McKercher breached bright line rule: SCC

Saskatchewan law firm McKercher LLP should have obtained its client’s consent before agreeing to represent an employee suing the company the firm was already working for on a variety of cases.

In Canadian National Railway Co. v. McKercher LLP, the Supreme Court of Canada ruled that McKercher breached the bright line rule when it accepted Gordon Wallace’s retainer.

In 2008, Wallace retained McKercher to represent him as the leading plaintiff in a class action lawsuit on behalf of Prairie farmers against CN Rail, Canadian Pacific Railway, and others for allegedly overcharging them for grain transportation over 25 years.

When the class action was launched, McKercher was also acting for CN Rail in a number of other unrelated matters. CN only found out McKercher was acting against it in the class action when it was served with the statement of claim. As a result of the class action, McKercher hastily terminated all retainers with CN, except for one which CN terminated. Due to the previous relationship, CN sought to have McKercher removed from the class action.

The case went before the Saskatchewan Court of Queen’s Bench where Chief Justice M.D. Popescul ordered McKercher be disqualified from acting on the class action. On appeal, the court reversed the lower court’s ruling and permitted McKercher to continue to act on the class action.

“I conclude that McKercher’s termination of its existing retainers with CN breached its duty of commitment to its client’s cause, and its failure to advise CN of its intention to accept the Wallace retainer breached its duty of candour to its client. However, McKercher possessed no relevant confidential information that could be used to prejudice CN,” Chief Justice Beverley McLaughlin wrote on behalf of a unanimous court.

The bright line rule was established in the SCC’s landmark 2002 decision R. v. Neil, which stated that “a lawyer may not represent one client whose interests are directly adverse to the immediate interests of another current client — even if the two mandates are unrelated — unless both clients consent after receiving full disclosure (and preferably independent legal advice), and the lawyer reasonably believes that he or she is able to represent each client without adversely affecting the other.”

The rule “recognizes that it is difficult — often impossible — for a lawyer or law firm to neatly compartmentalize the interests of different clients when those interests are fundamentally adverse,” wrote McLaughlin.

She went even further to clarify the scope of the bright line rule.

“First, the bright line rule applies only where the immediate interests of clients are directly adverse in the matters on which the lawyer is acting. . . . Second, the bright line rule applies only when clients are adverse in legal interest. . . . Third, the bright line rule cannot be successfully raised by a party who seeks to abuse it,” she wrote.

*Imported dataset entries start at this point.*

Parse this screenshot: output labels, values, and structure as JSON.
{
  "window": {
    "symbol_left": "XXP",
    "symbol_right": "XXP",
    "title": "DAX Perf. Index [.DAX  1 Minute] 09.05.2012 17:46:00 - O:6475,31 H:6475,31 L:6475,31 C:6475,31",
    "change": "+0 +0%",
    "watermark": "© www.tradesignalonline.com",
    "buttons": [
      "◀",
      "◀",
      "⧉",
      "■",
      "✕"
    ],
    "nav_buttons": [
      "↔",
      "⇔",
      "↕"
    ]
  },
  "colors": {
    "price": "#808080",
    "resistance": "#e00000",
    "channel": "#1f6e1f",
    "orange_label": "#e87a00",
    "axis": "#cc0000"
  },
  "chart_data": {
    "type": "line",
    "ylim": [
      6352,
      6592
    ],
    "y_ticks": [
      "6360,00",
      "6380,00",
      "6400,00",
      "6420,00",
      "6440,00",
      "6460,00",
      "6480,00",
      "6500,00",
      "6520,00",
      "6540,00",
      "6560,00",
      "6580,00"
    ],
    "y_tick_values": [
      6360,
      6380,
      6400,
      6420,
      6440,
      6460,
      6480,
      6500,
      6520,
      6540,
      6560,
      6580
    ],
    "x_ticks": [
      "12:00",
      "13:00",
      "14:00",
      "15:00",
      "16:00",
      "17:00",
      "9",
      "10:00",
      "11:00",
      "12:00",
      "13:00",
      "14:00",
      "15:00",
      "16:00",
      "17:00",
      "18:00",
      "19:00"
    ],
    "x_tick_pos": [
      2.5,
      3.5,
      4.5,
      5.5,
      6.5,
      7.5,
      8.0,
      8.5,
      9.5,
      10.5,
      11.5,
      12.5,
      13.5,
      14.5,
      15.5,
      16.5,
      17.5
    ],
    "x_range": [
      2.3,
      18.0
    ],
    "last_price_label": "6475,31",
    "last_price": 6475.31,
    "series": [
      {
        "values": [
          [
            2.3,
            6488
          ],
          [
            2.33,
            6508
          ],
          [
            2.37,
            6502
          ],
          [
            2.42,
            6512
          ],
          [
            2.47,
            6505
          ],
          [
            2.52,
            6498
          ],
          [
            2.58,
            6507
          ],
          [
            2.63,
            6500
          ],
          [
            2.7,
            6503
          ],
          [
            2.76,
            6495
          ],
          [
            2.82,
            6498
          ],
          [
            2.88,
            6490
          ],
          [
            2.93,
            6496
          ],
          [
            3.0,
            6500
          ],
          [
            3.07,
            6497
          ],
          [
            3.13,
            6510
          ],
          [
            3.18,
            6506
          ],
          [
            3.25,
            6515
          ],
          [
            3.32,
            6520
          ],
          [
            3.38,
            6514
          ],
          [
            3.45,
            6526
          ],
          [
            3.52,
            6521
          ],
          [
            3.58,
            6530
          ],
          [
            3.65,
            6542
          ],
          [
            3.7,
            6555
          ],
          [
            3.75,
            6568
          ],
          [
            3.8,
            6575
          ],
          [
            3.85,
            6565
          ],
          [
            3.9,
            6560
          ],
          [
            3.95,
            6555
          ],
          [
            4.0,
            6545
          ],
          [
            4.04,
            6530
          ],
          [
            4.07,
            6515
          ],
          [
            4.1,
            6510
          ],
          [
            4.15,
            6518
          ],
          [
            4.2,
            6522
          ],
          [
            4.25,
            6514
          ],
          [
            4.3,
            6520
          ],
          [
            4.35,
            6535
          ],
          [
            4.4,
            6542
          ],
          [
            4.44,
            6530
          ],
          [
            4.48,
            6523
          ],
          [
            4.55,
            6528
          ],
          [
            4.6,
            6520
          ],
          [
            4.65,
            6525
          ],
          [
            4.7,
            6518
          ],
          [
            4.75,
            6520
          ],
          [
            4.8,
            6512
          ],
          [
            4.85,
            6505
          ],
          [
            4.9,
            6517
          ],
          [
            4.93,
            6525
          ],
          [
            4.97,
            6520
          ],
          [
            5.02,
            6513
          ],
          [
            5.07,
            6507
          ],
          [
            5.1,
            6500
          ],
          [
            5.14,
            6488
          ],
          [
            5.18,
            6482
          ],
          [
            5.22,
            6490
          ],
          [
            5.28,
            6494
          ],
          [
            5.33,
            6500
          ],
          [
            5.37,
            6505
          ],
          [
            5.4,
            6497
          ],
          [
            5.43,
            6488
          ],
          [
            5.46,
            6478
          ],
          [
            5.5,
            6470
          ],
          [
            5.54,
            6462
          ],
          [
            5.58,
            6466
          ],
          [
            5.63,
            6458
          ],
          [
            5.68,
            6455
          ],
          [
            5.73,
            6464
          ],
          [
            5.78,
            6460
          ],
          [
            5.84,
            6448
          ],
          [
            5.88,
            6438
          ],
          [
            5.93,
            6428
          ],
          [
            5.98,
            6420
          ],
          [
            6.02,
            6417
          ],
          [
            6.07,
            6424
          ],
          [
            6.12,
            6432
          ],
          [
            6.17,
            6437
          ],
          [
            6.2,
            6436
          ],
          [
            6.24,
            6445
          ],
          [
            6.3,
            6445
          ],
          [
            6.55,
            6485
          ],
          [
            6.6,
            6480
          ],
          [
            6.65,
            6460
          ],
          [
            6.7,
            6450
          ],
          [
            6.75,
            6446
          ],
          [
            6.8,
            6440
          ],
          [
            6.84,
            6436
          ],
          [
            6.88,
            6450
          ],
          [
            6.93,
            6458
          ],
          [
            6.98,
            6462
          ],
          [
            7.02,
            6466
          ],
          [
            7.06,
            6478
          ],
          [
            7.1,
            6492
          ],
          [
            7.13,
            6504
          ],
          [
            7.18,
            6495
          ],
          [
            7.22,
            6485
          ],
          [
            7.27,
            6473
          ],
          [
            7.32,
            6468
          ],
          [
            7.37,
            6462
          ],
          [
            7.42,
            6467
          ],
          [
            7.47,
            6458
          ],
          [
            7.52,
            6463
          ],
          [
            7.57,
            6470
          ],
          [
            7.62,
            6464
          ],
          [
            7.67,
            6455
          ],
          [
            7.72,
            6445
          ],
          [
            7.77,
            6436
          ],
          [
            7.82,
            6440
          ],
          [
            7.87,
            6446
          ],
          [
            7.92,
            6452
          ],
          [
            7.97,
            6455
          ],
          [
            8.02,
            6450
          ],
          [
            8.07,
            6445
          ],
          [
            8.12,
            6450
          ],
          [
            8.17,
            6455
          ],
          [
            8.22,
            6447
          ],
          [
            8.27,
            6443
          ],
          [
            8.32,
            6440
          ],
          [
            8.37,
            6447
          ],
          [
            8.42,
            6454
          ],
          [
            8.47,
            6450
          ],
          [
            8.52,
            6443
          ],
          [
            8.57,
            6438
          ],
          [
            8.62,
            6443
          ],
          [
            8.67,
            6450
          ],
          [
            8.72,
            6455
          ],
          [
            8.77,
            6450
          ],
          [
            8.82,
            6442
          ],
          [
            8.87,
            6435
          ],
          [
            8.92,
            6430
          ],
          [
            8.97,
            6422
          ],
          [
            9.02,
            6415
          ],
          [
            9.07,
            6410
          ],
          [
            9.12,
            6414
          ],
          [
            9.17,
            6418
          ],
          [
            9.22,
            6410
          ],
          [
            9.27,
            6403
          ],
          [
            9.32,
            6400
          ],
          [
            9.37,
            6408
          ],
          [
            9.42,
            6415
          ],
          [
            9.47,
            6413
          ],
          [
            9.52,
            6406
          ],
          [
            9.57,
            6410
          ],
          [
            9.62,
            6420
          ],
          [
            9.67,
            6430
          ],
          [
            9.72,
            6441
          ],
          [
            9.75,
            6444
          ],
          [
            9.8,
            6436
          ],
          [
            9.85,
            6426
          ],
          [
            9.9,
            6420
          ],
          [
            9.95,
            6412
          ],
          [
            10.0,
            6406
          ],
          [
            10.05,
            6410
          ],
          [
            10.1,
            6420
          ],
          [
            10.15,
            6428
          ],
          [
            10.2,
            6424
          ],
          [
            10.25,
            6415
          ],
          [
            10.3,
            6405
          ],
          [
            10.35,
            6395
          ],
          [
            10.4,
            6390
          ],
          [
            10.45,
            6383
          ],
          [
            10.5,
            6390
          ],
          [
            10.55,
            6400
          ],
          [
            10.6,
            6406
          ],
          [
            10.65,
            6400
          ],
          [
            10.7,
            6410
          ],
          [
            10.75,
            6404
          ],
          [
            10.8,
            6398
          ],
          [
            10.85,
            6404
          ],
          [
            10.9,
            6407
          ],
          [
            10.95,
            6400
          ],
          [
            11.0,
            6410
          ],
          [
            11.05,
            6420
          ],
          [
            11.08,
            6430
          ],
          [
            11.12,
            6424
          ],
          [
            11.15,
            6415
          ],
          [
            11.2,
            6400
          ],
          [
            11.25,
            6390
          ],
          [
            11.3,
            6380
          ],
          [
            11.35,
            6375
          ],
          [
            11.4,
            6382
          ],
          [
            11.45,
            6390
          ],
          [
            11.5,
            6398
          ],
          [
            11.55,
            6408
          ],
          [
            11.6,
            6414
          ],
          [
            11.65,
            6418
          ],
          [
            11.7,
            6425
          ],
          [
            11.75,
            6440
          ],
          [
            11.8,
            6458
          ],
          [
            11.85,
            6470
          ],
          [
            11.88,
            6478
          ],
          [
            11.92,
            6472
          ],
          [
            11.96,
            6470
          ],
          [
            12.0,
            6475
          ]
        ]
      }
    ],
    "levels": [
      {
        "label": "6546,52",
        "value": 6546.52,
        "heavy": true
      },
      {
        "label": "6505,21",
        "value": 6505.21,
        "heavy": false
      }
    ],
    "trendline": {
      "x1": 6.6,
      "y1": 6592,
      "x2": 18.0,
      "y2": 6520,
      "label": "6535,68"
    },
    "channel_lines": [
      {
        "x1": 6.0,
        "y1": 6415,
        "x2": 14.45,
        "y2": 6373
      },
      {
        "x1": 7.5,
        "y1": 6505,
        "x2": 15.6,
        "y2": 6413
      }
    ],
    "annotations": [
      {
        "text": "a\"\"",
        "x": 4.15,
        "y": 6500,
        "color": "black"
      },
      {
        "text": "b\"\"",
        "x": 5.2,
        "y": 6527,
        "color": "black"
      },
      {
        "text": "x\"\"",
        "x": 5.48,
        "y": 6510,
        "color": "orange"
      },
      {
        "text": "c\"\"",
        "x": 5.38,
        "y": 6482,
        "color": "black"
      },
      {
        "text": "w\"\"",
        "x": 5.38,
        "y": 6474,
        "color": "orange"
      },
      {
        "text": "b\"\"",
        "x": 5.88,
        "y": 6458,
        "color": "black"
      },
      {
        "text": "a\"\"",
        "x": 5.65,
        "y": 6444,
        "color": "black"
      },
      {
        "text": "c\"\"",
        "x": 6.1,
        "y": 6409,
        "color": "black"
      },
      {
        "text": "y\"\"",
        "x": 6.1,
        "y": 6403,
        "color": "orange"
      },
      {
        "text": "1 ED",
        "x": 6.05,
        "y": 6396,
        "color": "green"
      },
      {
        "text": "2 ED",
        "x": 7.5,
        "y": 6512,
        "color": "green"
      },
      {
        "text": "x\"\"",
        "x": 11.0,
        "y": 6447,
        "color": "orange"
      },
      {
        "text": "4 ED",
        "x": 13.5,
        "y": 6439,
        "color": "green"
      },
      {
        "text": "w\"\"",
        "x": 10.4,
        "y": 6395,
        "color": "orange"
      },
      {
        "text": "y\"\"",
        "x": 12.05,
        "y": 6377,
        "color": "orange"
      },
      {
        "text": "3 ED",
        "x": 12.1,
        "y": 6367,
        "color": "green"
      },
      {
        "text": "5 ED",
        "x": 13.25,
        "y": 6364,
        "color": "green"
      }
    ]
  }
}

She also wrote the rule applies in both related and unrelated client matters.

In an e-mail to Legal Feeds, Gavin MacKenzie, a partner at Davis LPP who represented McKercher and Wallace in the case, said, “It is appropriate that the court remitted the question whether the firm should be disqualified to the Queen’s Bench in light of the court’s recasting of the legal framework, which differs from the framework that was in place in 2008 when the Wallace action was commenced.

“It is significant that one important consideration when the issue of remedy isconsidered will be the good faith of the law firm in believing that it was not reasonable for CN to expect that the firm would not act against it in an unrelated matter in light of CN’s status as a professional litigant and the importance of the western grain growers’ right to be represented by counsel of their choice.”

As interveners in the case, the Canadian Bar Association and the Federation of Law Societies of Canada presented their take on national conflict rules, but the SCC refused to “mediate the debate.”

The top court awarded costs to CN Rail and sent the case back to the Saskatchewan Court of Queen’s Bench to determine the appropriate remedy.